The CareWork Campaign calls on the DSD to do away with these and standardize subsidies for posts across provinces.
NGO staff without formal qualifications earn considerably less. In the Eastern Cape and Limpopo the provincial offices of the DSD allocated stipends to ‘volunteers’ of between R500 and R600 per month, even though these people were working hours similar to those classified as employees. In Gauteng, the subsidy paid to counsellors was R1,250/month.
All these amounts fell below the minimum wage for farm and forestry workers in 2016 (R2,779/month), as well as the proposed national minimum wage of R3,500/month.

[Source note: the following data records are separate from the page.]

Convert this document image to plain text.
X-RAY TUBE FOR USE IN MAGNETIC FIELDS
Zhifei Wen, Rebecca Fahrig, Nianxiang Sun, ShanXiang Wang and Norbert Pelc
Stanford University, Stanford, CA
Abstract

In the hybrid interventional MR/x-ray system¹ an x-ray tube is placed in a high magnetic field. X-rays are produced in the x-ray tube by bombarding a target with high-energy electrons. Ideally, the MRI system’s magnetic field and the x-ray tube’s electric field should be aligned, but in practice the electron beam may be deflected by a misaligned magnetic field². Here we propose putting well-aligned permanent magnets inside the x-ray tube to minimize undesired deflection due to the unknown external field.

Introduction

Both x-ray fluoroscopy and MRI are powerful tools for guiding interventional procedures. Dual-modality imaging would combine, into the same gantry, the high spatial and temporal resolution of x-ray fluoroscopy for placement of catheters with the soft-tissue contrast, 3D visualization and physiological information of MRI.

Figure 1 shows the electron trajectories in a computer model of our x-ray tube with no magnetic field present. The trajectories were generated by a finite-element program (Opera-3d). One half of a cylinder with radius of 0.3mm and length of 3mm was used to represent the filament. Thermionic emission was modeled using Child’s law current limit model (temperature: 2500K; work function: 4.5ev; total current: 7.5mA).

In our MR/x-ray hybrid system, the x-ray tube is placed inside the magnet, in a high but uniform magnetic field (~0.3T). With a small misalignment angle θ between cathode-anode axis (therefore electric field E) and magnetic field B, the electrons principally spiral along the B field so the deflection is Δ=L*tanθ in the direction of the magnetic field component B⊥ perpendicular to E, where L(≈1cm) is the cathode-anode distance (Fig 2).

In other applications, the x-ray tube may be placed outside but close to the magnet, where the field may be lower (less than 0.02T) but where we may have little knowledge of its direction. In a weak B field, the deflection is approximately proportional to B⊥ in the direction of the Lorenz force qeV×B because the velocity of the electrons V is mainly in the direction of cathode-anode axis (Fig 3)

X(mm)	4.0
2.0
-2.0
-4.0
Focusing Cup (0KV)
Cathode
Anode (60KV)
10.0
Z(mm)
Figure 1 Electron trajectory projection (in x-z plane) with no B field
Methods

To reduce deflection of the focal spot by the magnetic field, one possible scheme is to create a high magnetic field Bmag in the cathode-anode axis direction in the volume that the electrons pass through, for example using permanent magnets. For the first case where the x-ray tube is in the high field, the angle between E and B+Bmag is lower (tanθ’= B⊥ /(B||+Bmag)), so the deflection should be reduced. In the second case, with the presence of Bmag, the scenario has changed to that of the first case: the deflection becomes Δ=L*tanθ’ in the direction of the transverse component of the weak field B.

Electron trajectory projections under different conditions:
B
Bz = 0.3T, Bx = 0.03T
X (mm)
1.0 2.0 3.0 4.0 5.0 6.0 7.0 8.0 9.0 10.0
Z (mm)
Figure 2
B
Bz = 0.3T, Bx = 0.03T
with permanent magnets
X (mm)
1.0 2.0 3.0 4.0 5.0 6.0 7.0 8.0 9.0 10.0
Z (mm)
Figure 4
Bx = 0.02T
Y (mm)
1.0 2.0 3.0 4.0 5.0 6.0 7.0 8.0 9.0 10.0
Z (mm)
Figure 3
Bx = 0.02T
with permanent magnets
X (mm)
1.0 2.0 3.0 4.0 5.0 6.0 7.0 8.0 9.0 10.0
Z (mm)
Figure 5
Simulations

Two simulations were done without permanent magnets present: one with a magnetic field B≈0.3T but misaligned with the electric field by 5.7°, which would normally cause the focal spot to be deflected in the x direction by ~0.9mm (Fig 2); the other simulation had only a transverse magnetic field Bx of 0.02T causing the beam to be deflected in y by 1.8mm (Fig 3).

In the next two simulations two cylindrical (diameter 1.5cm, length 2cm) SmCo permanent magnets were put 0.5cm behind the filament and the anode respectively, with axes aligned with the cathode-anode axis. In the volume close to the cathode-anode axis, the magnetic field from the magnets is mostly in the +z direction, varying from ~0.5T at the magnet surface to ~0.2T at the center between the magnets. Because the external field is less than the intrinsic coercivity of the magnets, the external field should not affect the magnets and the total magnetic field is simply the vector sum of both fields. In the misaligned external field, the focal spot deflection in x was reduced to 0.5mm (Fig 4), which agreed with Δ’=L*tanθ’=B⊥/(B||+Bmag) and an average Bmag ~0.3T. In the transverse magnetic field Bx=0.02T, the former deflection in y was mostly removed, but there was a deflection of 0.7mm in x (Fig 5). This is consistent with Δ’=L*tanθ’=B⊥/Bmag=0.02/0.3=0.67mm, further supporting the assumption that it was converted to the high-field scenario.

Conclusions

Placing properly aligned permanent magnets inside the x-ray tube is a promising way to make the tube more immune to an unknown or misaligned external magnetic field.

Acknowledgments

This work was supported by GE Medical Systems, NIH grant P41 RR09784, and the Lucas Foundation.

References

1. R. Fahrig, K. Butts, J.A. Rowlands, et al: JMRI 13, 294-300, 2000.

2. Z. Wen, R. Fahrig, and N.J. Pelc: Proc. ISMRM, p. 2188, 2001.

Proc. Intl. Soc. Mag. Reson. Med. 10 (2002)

Between 2009 and 2016, inflation increased by 6%, and some people use up to 20% of their earnings on transport. R500 per month is nowhere close to a living wage, particularly in such challenging working conditions, yet many tolerate this with the fear of having no other means of income.
The campaign says the DSD as well as the department of health must urgently establish an expert panel to address the pay challenges experienced in the care work sector – as recommended by the National Minimum Wage Panel.
“Accelerating radical economic transformation, and eradicating poverty, unemployment and inequality are supposed to be government priorities,” Vetten said. “We want government to show that these are not empty slogans, and the social care sector is a very good place to start”.